Les ogres : le pari de la bonne chère

LCI - 18/06
[VIDÉO] - DOCUMENT – Ils sont à contre-courant des appels à la sobriété, sur les appels à la consommation de viande. En dépit d’une addition moyenne élevée, 18 gueuletons ont ouvert en moins de dix ans. L'ambiance rabelaisienne du concept séduit partout en France.

DOCUMENT – Ils sont à contre-courant des appels à la sobriété, sur les appels à la consommation de viande. En dépit d’une addition moyenne élevée, 18 gueuletons ont ouvert en moins de dix ans. L'ambiance rabelaisienne du concept séduit partout en France.

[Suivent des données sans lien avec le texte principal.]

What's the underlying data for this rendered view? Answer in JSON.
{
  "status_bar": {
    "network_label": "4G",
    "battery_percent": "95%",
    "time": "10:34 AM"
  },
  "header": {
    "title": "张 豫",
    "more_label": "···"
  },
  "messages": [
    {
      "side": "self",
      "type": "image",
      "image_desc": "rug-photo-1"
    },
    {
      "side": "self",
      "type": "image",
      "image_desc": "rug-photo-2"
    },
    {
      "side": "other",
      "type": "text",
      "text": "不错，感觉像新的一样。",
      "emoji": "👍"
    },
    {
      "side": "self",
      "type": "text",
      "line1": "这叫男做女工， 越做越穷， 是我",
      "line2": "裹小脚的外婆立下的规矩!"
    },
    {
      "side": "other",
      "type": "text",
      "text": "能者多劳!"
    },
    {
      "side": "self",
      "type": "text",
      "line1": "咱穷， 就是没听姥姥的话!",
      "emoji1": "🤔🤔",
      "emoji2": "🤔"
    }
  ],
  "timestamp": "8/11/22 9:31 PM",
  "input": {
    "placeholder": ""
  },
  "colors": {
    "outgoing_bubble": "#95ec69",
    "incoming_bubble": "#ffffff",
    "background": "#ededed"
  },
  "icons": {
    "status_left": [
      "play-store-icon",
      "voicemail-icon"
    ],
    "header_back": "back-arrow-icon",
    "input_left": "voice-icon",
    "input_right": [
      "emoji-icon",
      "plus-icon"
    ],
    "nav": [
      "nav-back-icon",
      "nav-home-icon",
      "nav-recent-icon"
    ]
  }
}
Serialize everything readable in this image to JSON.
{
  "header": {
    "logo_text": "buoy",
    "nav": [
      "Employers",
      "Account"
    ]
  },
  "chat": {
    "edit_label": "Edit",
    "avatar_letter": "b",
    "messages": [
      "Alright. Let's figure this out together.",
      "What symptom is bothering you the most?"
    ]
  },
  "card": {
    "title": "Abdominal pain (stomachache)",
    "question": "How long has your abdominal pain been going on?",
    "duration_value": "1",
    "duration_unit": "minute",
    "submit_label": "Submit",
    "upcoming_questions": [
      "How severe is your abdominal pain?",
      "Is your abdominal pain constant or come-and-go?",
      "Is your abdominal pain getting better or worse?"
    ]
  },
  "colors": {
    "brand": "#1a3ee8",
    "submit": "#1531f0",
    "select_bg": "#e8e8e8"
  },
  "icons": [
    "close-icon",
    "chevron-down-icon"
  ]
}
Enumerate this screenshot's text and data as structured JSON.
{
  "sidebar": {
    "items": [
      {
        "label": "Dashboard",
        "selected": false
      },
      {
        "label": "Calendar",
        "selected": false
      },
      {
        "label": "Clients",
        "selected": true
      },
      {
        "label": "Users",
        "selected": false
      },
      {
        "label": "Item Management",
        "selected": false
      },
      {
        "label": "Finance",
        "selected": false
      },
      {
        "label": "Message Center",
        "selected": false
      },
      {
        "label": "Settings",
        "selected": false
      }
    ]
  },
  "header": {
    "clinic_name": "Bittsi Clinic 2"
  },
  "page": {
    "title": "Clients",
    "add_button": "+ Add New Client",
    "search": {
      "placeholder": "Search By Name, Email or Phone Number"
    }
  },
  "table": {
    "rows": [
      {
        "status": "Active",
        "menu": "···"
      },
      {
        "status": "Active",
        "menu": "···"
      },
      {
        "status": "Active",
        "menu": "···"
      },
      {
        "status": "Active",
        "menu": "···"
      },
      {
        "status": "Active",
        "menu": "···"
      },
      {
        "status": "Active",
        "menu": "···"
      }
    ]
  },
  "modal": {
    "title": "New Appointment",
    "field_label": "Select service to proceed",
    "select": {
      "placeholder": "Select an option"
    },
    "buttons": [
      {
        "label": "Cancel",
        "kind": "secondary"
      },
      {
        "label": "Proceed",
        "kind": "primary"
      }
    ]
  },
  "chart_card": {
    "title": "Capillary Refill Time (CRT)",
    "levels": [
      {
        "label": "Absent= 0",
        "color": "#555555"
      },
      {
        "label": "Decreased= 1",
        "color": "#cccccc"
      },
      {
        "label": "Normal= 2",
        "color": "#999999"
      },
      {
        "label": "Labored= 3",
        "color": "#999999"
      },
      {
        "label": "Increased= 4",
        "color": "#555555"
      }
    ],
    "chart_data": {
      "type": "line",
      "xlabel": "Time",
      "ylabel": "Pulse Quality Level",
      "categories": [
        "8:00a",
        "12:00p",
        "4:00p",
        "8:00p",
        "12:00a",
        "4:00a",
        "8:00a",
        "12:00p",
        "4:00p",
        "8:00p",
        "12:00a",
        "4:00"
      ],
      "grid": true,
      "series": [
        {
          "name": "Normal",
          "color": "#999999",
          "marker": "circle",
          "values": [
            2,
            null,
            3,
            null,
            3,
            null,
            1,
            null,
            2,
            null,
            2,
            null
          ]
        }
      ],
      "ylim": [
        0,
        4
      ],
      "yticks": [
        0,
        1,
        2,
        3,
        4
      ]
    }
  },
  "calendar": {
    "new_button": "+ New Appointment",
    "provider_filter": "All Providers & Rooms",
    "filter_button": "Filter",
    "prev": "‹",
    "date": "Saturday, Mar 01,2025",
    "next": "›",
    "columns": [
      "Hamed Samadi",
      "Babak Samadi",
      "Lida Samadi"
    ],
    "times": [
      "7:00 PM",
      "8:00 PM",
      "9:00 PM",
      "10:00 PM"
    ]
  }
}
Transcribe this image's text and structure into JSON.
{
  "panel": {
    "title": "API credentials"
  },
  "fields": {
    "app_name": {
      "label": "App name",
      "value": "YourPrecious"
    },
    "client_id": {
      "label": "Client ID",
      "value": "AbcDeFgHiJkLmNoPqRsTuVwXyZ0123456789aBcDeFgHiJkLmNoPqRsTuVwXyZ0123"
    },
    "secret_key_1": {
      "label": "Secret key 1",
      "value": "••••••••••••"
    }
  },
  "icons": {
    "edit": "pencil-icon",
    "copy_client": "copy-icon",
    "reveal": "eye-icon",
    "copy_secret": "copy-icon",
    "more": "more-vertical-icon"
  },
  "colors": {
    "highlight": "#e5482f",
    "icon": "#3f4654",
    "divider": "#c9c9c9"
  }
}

Avec ses deux fils, Samuel vient dîner chez Gueuleton. Une enseigne spécialisée dans la viande grillée à la flamme. Des viandes y sont exposées comme des diamants en vitrine. Le kilo de côte de bœuf normande maturée trois semaines coûte 88 euros. Selon son épaisseur, la côte de bœuf doit cuire environ 25 minutes. En un coup d'œil, le grilladin sait quand elle est prête. Samuel pourrait même dévorer l’os, il n’a aucun scrupule à savourer de la viande, malgré les discours de ceux qui voudraient que l'on en mange moins, ou plus du tout. L'addition pour cinq, avec apéritif, entrée et plat de résistance, est de 300 euros, 140, juste pour la côte de bœuf. Le ticket moyen dans le restaurant est de 60 euros par personne dans le restaurant, avec parfois le dijo offert par le patron.

Aujourd'hui, il y a 18 restaurants comme celui-ci en France. Une enseigne créée il y a neuf ans par Arthur Edange, natif du Gers, et Vincent Bernard-Comparat du Lot-et-Garonne, deux trentenaires, dignes descendants de Gargantua. Ils se rencontrent quand ils sont étudiants à Bordeaux, vivent en colocation pendant sept ans, deux épicuriens qui veulent transformer leur passion en métier. Ils commencent par organiser des soirées à thème dans des restaurants, puis ils ouvrent leur propre bar à vin à Agen. Pour se faire connaître, ils tournent des vidéos qu’ils publient sur les réseaux sociaux. Des escapades gourmandes et potaches, à travers la France, à la rencontre de paysans, d’éleveurs, de pêcheurs. Elles se terminent toujours par une légère collation.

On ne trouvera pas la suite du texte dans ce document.